We build a community focused on sustainable driving and energy transition

• 389,007 active customers (+61.9% vs. Q1 2023) charged their cars 1.25 million times (+44.4% vs. Q1 2023) on Fastned's network.
• More people choose Fastned as a sustainable investment. In January 2024, Fastned raised €24.4 million in new bonds and €3.5 million in extended bonds.
• Fastned announced signing a partnership with the international lease company Arval. This new partnership will secure a smooth charging experience for hundreds of thousands of EV drivers across Europe.
• At the end of 2023, Fastned signed its first multi-year Corporate Power Purchase Agreement (CPPA) in the Netherlands with GLP, a leading global logistics and data centre real estate developer, with a strong focus on renewable energy. The delivery of the energy commenced in February 2024.

Looking ahead

• The charging market is going through a transition phase.

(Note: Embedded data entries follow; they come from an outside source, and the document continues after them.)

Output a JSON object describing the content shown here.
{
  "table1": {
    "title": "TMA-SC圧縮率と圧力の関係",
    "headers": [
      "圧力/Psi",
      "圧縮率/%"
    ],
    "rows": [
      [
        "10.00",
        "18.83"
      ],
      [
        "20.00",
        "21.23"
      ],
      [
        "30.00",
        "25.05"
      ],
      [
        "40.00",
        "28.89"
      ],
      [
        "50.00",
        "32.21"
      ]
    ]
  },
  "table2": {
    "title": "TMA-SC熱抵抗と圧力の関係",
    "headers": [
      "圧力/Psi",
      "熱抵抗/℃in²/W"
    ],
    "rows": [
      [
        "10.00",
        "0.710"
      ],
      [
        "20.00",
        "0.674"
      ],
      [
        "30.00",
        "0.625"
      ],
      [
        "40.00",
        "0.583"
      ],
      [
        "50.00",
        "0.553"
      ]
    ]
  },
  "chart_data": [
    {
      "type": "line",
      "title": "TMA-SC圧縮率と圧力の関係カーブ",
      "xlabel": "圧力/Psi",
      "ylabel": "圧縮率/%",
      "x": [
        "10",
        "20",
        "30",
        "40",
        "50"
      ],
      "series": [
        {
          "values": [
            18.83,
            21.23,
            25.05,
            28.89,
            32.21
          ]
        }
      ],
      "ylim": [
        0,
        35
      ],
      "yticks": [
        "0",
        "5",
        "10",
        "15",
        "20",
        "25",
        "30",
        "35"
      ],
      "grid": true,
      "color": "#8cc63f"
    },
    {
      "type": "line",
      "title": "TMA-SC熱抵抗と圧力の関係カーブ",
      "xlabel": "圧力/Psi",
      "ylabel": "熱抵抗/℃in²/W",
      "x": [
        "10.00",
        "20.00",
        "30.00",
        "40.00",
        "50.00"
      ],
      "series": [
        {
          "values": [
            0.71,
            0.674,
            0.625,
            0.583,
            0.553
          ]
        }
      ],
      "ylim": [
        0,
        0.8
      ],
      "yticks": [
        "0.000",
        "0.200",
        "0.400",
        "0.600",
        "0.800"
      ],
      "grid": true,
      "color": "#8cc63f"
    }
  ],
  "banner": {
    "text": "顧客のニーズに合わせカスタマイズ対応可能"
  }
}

Whilst the EU Commission is drafting a proposal to accelerate the transition of companies' car fleets to EVs, governments are reassessing their approach to sustainable mobility given its growing scale and maturity and are moving from subsidy schemes in the initiation phase to norm-based incentive systems. This causes some volatility in EV sales in the short term. The European elections provide an opportunity for further acceleration of the electric transition.
• Despite facing challenges in certain markets, we are confident in the continued accelerated growth of the charging market. One of the reasons is the long-term belief in EVs as a more sustainable and advanced technology compared to the internal combustion engine. The ongoing improvements in battery prices and technology are closing the price gap between fossil cars and EVs at or beyond price parity, significantly accelerating the transition to electric mobility. The main driver of our charging market is the rapid growth of the EV fleet on Europe's roads. Prospects for sales in 2024 and beyond remain positive as EV fleet penetration is expected to more than double by 2026 and increase five-fold by 2030.
• Ambitious and sound regulations to build the charging infrastructure are crucial in accelerating the transition. The AFIR3 is already leading to more charging infrastructure along European motorways. This is supplemented with initiatives on a more local basis by municipalities or local governments thinking about how to develop the needed charging infrastructure. Fastned continues to support such initiatives and in doing so advocates for open and competitive tenders to realise this infrastructure.
• Some delays in large tenders last year, in combination with grid congestion challenges, will impact our building pace in 2024. However, the 52 signed locations in the first quarter of 2024 provide the basis for the desired construction pace of 100+ locations per year. With our secured pipeline hitting 483 locations, the construction pace in 2025 will be higher, and our network will reach 420 to 450 stations operational by year-end.
• Fastned continues to invest in growing its team of talented people as we continue to expand our network and grow our company. We expect to double the organisation over the next two years. These people will use their talents and creativity to grow the company and reach the milestone of 1,000 stations in 2030.

Our guidance:

• Network growth
- 335 to 350 stations operational by year-end 2024
- 420 to 450 stations operational by year-end 2025
- Target of 1,000 stations before 2030
• Financial performance
- Revenue per station >€400k in 2025 and >€1m in 2030
- Operational EBITDA margin >40% by 2025
- Underlying company EBITDA positive in 2024

About Fastned
Fastned is on a mission to accelerate the transition to electric mobility. Since 2012, we've been at the forefront of European charging infrastructure development, building and operating a rapidly growing network of iconic fast charging stations. Our yellow, nature-inspired stations create a welcoming environment for drivers during the 15 minutes it takes to charge up to 300 km of range. By offering Europe's most reliable, convenient, and joyful charging experience, we aim to inspire millions to drive on solar and wind energy so that together we can curb climate change. Fastned is listed at Euronext Amsterdam (AMS: FAST).